Senges, der gleichzeitig Leiter des Deutschen Herzinfarkt- Registers ist, betreute eine weitere, größere Studie zur “maximalen individuellen Therapie bei akutem Myokardinfarkt”, abgekürzt Mitra. Zwischen 1994/95 und 2000/2001 konnte in diesem Versuch mit 53.800 Patienten die Krankenhaussterblichkeit von 16 auf zehn Prozent und die Verweildauer von 21 auf zwölf Tage gesenkt werden. Auch bei Mitra wurden die drei Medikamente mit einer operativen Öffnung des verschlossenen Herzblutgefäßes kombiniert.

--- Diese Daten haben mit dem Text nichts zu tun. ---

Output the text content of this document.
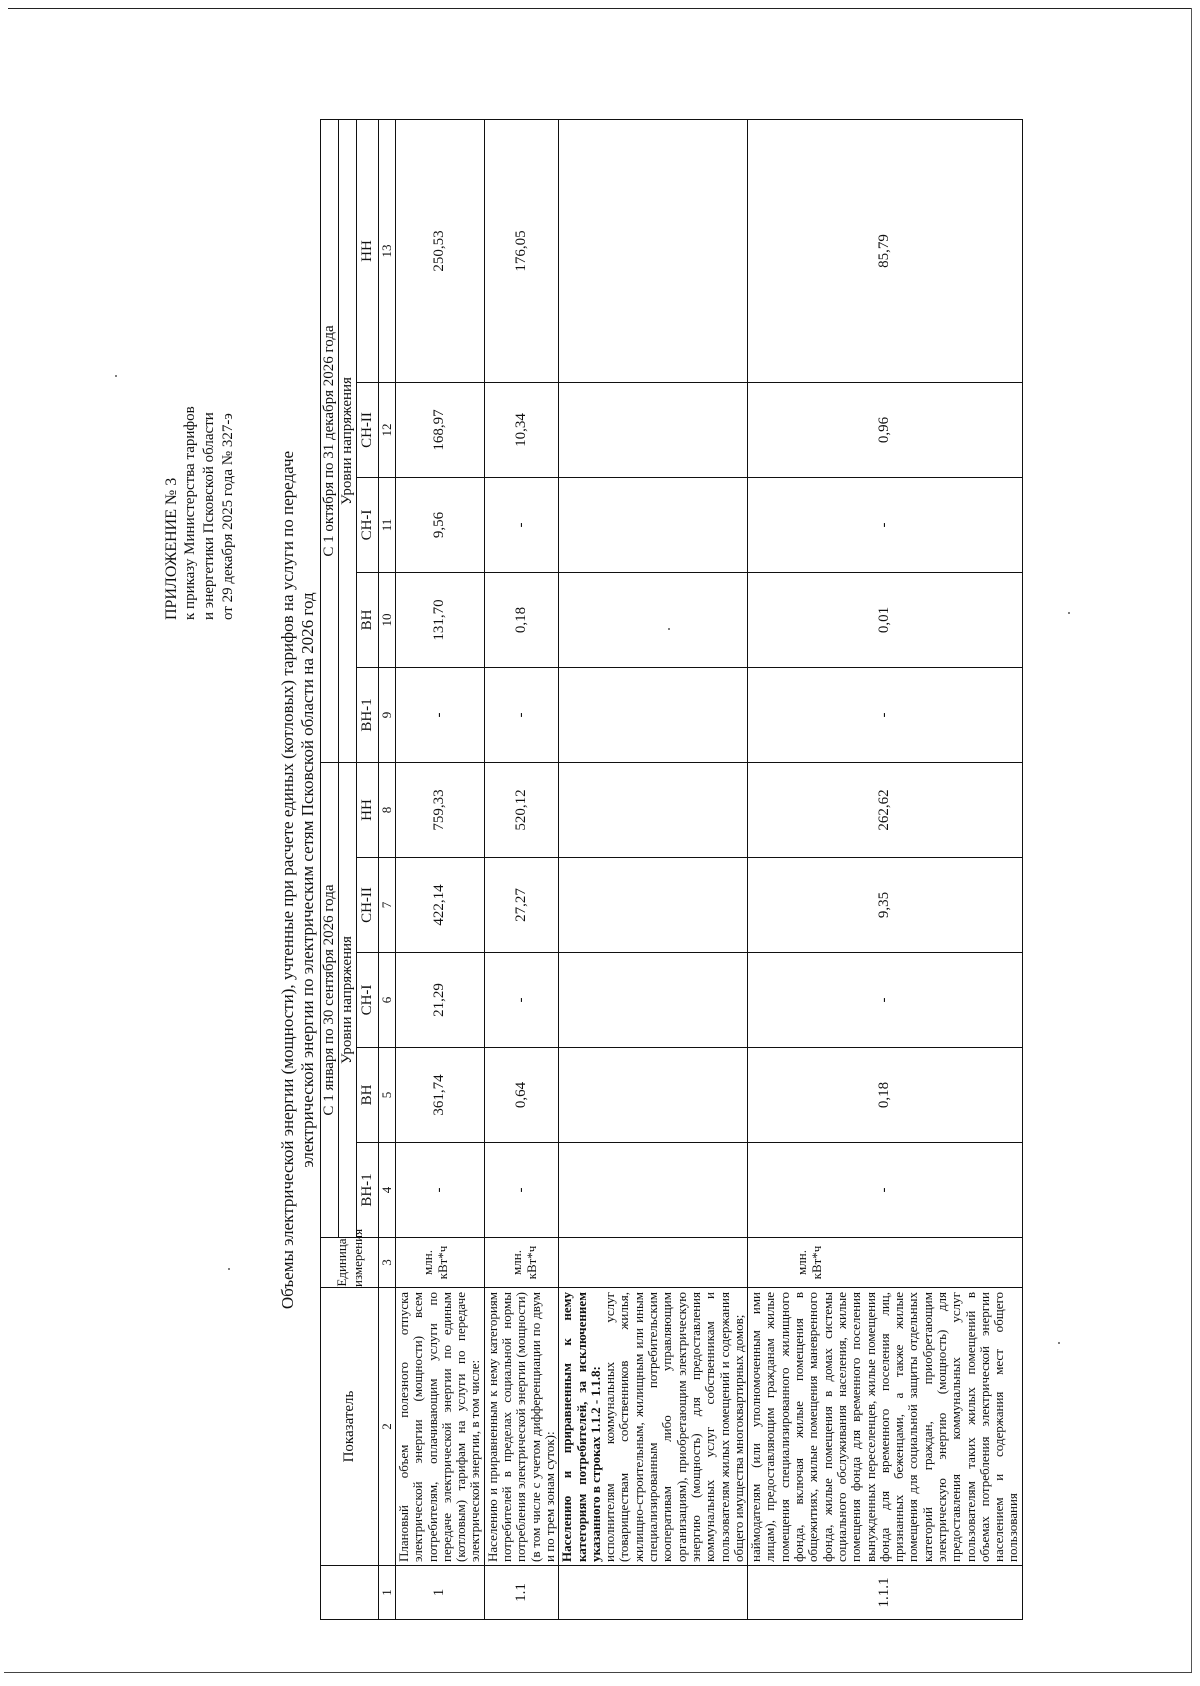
ПРИЛОЖЕНИЕ № 3 к приказу Министерства тарифов и энергетики Псковской области от 29 декабря 2025 года № 327-э Объемы электрической энергии (мощности), учтенные при расчете единых (котловых) тарифов на услуги по передаче электрической энергии по электрическим сетям Псковской области на 2026 год
	Показатель	Единица измерения	С 1 января по 30 сентября 2026 года					С 1 октября по 31 декабря 2026 года				
			Уровни напряжения					Уровни напряжения				
			ВН-1	ВН	СН-I	СН-II	НН	ВН-1	ВН	СН-I	СН-II	НН
1	2	3	4	5	6	7	8	9	10	11	12	13
1	Плановый объем полезного отпуска электрической энергии (мощности) всем потребителям, оплачивающим услуги по передаче электрической энергии по единым (котловым) тарифам на услуги по передаче электрической энергии, в том числе:	млн. кВт*ч	-	361,74	21,29	422,14	759,33	-	131,70	9,56	168,97	250,53
1.1	Населению и приравненным к нему категориям потребителей в пределах социальной нормы потребления электрической энергии (мощности) (в том числе с учетом дифференциации по двум и по трем зонам суток):	млн. кВт*ч	-	0,64	-	27,27	520,12	-	0,18	-	10,34	176,05

	Населению и приравненным к нему категориям потребителей, за исключением указанного в строках 1.1.2 - 1.1.8: исполнителям коммунальных услуг (товариществам собственников жилья, жилищно-строительным, жилищным или иным специализированным потребительским кооперативам либо управляющим организациям), приобретающим электрическую энергию (мощность) для предоставления коммунальных услуг собственникам и пользователям жилых помещений и содержания общего имущества многоквартирных домов;											

1.1.1	наймодателям (или уполномоченным ими лицам), предоставляющим гражданам жилые помещения специализированного жилищного фонда, включая жилые помещения в общежитиях, жилые помещения маневренного фонда, жилые помещения в домах системы социального обслуживания населения, жилые помещения фонда для временного поселения вынужденных переселенцев, жилые помещения фонда для временного поселения лиц, признанных беженцами, а также жилые помещения для социальной защиты отдельных категорий граждан, приобретающим электрическую энергию (мощность) для предоставления коммунальных услуг пользователям таких жилых помещений в объемах потребления электрической энергии населением и содержания мест общего пользования	млн. кВт*ч	-	0,18	-	9,35	262,62	-	0,01	-	0,96	85,79
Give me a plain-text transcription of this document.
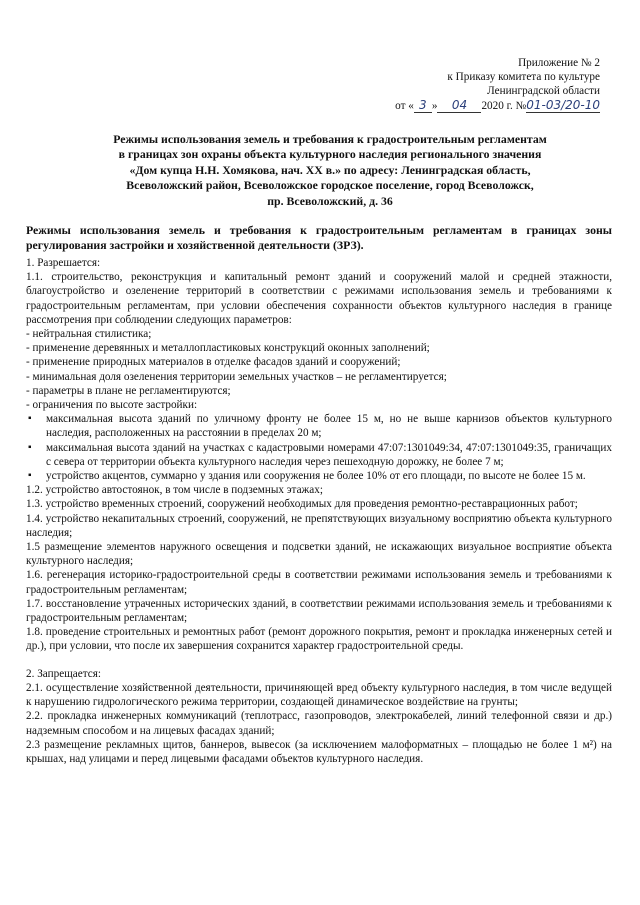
Приложение № 2
к Приказу комитета по культуре
Ленинградской области
от « 3 » 04 2020 г. №01-03/20-10
Режимы использования земель и требования к градостроительным регламентам
в границах зон охраны объекта культурного наследия регионального значения
«Дом купца Н.Н. Хомякова, нач. XX в.» по адресу: Ленинградская область,
Всеволожский район, Всеволожское городское поселение, город Всеволожск,
пр. Всеволожский, д. 36

Режимы использования земель и требования к градостроительным регламентам в границах зоны регулирования застройки и хозяйственной деятельности (ЗРЗ).

1. Разрешается:

1.1. строительство, реконструкция и капитальный ремонт зданий и сооружений малой и средней этажности, благоустройство и озеленение территорий в соответствии с режимами использования земель и требованиями к градостроительным регламентам, при условии обеспечения сохранности объектов культурного наследия в границе рассмотрения при соблюдении следующих параметров:

- нейтральная стилистика;

- применение деревянных и металлопластиковых конструкций оконных заполнений;

- применение природных материалов в отделке фасадов зданий и сооружений;

- минимальная доля озеленения территории земельных участков – не регламентируется;

- параметры в плане не регламентируются;

- ограничения по высоте застройки:

▪ максимальная высота зданий по уличному фронту не более 15 м, но не выше карнизов объектов культурного наследия, расположенных на расстоянии в пределах 20 м;

▪ максимальная высота зданий на участках с кадастровыми номерами 47:07:1301049:34, 47:07:1301049:35, граничащих с севера от территории объекта культурного наследия через пешеходную дорожку, не более 7 м;

▪ устройство акцентов, суммарно у здания или сооружения не более 10% от его площади, по высоте не более 15 м.

1.2. устройство автостоянок, в том числе в подземных этажах;

1.3. устройство временных строений, сооружений необходимых для проведения ремонтно-реставрационных работ;

1.4. устройство некапитальных строений, сооружений, не препятствующих визуальному восприятию объекта культурного наследия;

1.5 размещение элементов наружного освещения и подсветки зданий, не искажающих визуальное восприятие объекта культурного наследия;

1.6. регенерация историко-градостроительной среды в соответствии режимами использования земель и требованиями к градостроительным регламентам;

1.7. восстановление утраченных исторических зданий, в соответствии режимами использования земель и требованиями к градостроительным регламентам;

1.8. проведение строительных и ремонтных работ (ремонт дорожного покрытия, ремонт и прокладка инженерных сетей и др.), при условии, что после их завершения сохранится характер градостроительной среды.

2. Запрещается:

2.1. осуществление хозяйственной деятельности, причиняющей вред объекту культурного наследия, в том числе ведущей к нарушению гидрологического режима территории, создающей динамическое воздействие на грунты;

2.2. прокладка инженерных коммуникаций (теплотрасс, газопроводов, электрокабелей, линий телефонной связи и др.) надземным способом и на лицевых фасадах зданий;

2.3 размещение рекламных щитов, баннеров, вывесок (за исключением малоформатных – площадью не более 1 м²) на крышах, над улицами и перед лицевыми фасадами объектов культурного наследия.
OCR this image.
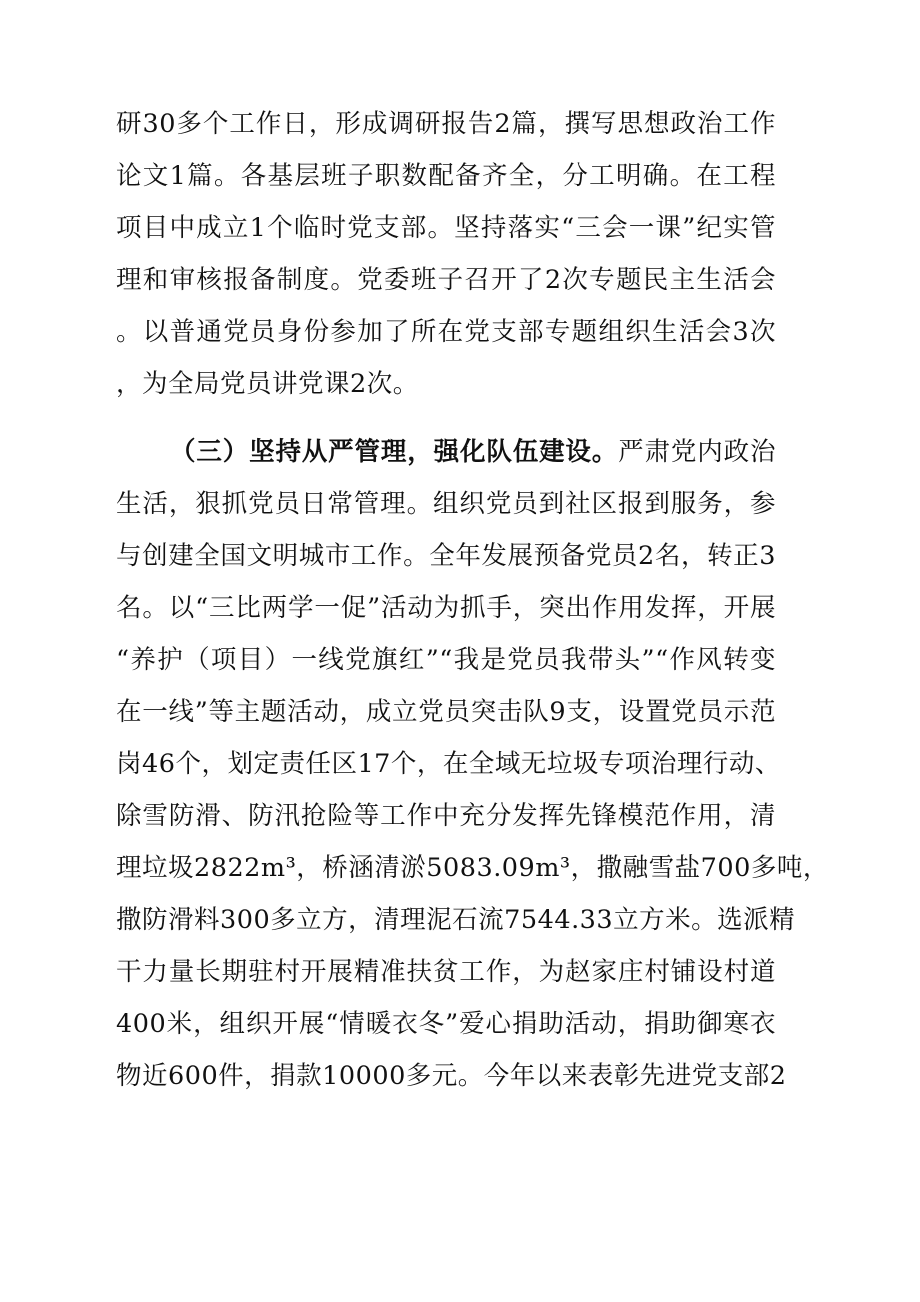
研30多个工作日，形成调研报告2篇，撰写思想政治工作
论文1篇。各基层班子职数配备齐全，分工明确。在工程
项目中成立1个临时党支部。坚持落实“三会一课”纪实管
理和审核报备制度。党委班子召开了2次专题民主生活会
。以普通党员身份参加了所在党支部专题组织生活会3次
，为全局党员讲党课2次。
（三）坚持从严管理，强化队伍建设。严肃党内政治
生活，狠抓党员日常管理。组织党员到社区报到服务，参
与创建全国文明城市工作。全年发展预备党员2名，转正3
名。以“三比两学一促”活动为抓手，突出作用发挥，开展
“养护（项目）一线党旗红”“我是党员我带头”“作风转变
在一线”等主题活动，成立党员突击队9支，设置党员示范
岗46个，划定责任区17个，在全域无垃圾专项治理行动、
除雪防滑、防汛抢险等工作中充分发挥先锋模范作用，清
理垃圾2822m³，桥涵清淤5083.09m³，撒融雪盐700多吨，
撒防滑料300多立方，清理泥石流7544.33立方米。选派精
干力量长期驻村开展精准扶贫工作，为赵家庄村铺设村道
400米，组织开展“情暖衣冬”爱心捐助活动，捐助御寒衣
物近600件，捐款10000多元。今年以来表彰先进党支部2
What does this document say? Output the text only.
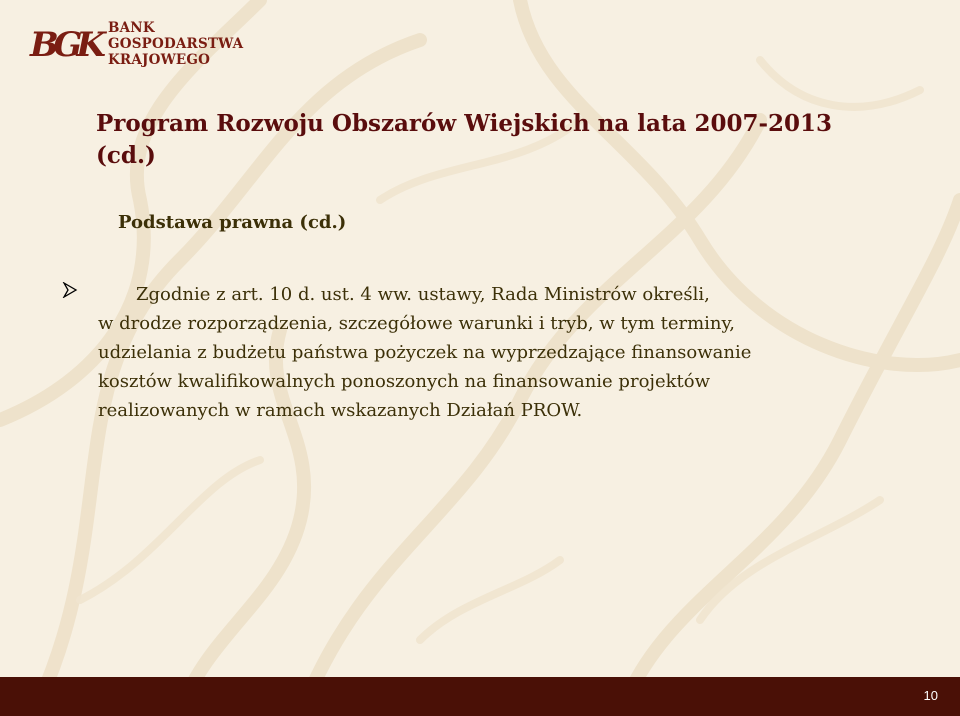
BGK BANK
GOSPODARSTWA
KRAJOWEGO
Program Rozwoju Obszarów Wiejskich na lata 2007-2013 (cd.)
Podstawa prawna (cd.)
Zgodnie z art. 10 d. ust. 4 ww. ustawy, Rada Ministrów określi,
w drodze rozporządzenia, szczegółowe warunki i tryb, w tym terminy,
udzielania z budżetu państwa pożyczek na wyprzedzające finansowanie
kosztów kwalifikowalnych ponoszonych na finansowanie projektów
realizowanych w ramach wskazanych Działań PROW.
10
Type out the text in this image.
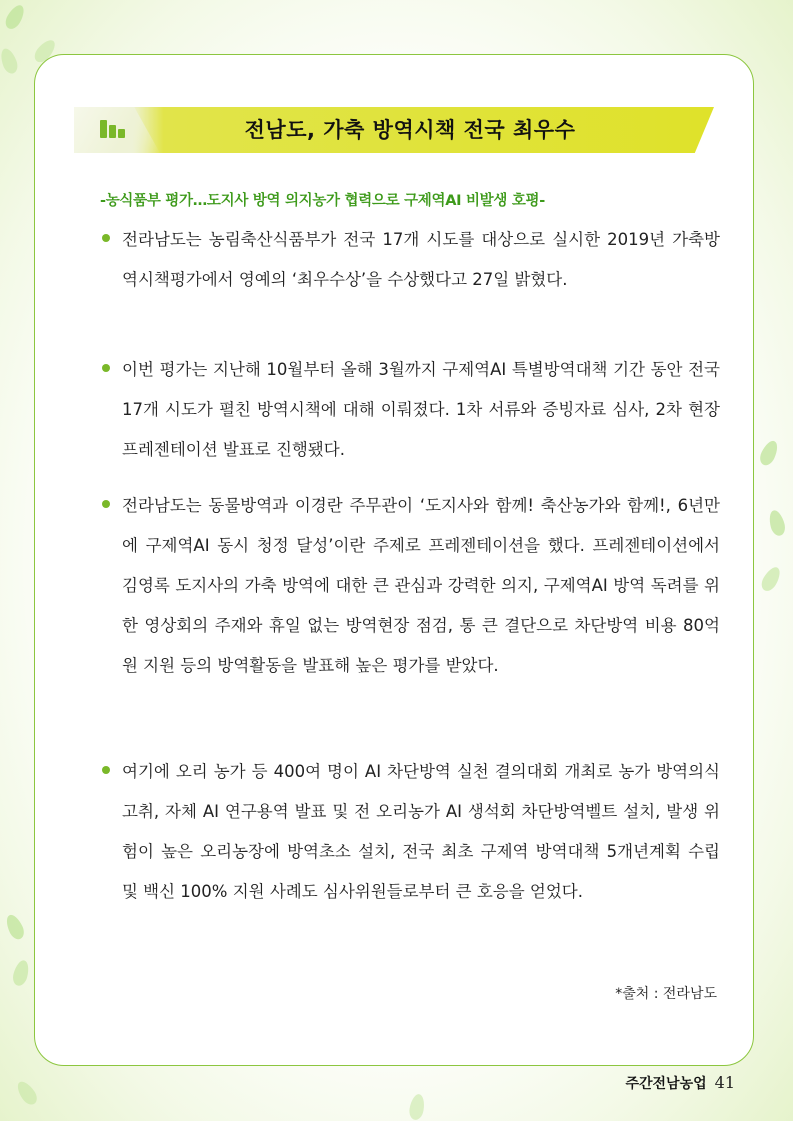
전남도, 가축 방역시책 전국 최우수
-농식품부 평가…도지사 방역 의지농가 협력으로 구제역AI 비발생 호평-
전라남도는 농림축산식품부가 전국 17개 시도를 대상으로 실시한 2019년 가축방역시책평가에서 영예의 ‘최우수상’을 수상했다고 27일 밝혔다.
이번 평가는 지난해 10월부터 올해 3월까지 구제역AI 특별방역대책 기간 동안 전국 17개 시도가 펼친 방역시책에 대해 이뤄졌다. 1차 서류와 증빙자료 심사, 2차 현장 프레젠테이션 발표로 진행됐다.
전라남도는 동물방역과 이경란 주무관이 ‘도지사와 함께! 축산농가와 함께!, 6년만에 구제역AI 동시 청정 달성’이란 주제로 프레젠테이션을 했다. 프레젠테이션에서 김영록 도지사의 가축 방역에 대한 큰 관심과 강력한 의지, 구제역AI 방역 독려를 위한 영상회의 주재와 휴일 없는 방역현장 점검, 통 큰 결단으로 차단방역 비용 80억 원 지원 등의 방역활동을 발표해 높은 평가를 받았다.
여기에 오리 농가 등 400여 명이 AI 차단방역 실천 결의대회 개최로 농가 방역의식 고취, 자체 AI 연구용역 발표 및 전 오리농가 AI 생석회 차단방역벨트 설치, 발생 위험이 높은 오리농장에 방역초소 설치, 전국 최초 구제역 방역대책 5개년계획 수립 및 백신 100% 지원 사례도 심사위원들로부터 큰 호응을 얻었다.
*출처 : 전라남도
주간전남농업 41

“Wir haben den Einsatz der Medikamente auf den frühestmöglichen Zeitpunkt vorgeschoben und die Gefäßöffnung im Krankenhaus bei Bedarf sofort angeschlossen”, erläuterte Kleber den Unterschied zu Mitra. Bei leichteren Infarkten habe die Liegezeit nur noch drei Tage betragen. “Der neue Therapieplan ist sehr vielversprechend”, sagte Senges, “doch wäre es unrealistisch anzunehmen, man könnte die Sterblichkeit im Krankenhaus für alle Herzinfarktpatienten auf unter drei Prozent und die Liegezeit auf drei Tage senken.”
Bei Druck im Brustkorb länger als 20 Minuten bestehe der Verdacht auf Herzinfarkt, sagten die beiden Ärzte. In diesem Fall sollte sofort der Notarzt gerufen werden, besonders bei Risikofaktoren wie Rauchen, Bluthochdruck, Diabetes, hohem Cholesterinwert und familiärer Häufung von Herzinfarkten. Bis der Arzt eintreffe, könne schon eine Aspirin eingenommen werden.
In Deutschland erleiden jährlich rund 300.000 Menschen einen Herzinfarkt, daran sterben insgesamt 82.000. Etwa die Hälfte davon stirbt sofort, weitere 30 Prozent während der Fahrt zum Krankenhaus, zehn bis 15 Prozent im Krankenhaus und fünf Prozent im ersten Jahr nach Entlassung.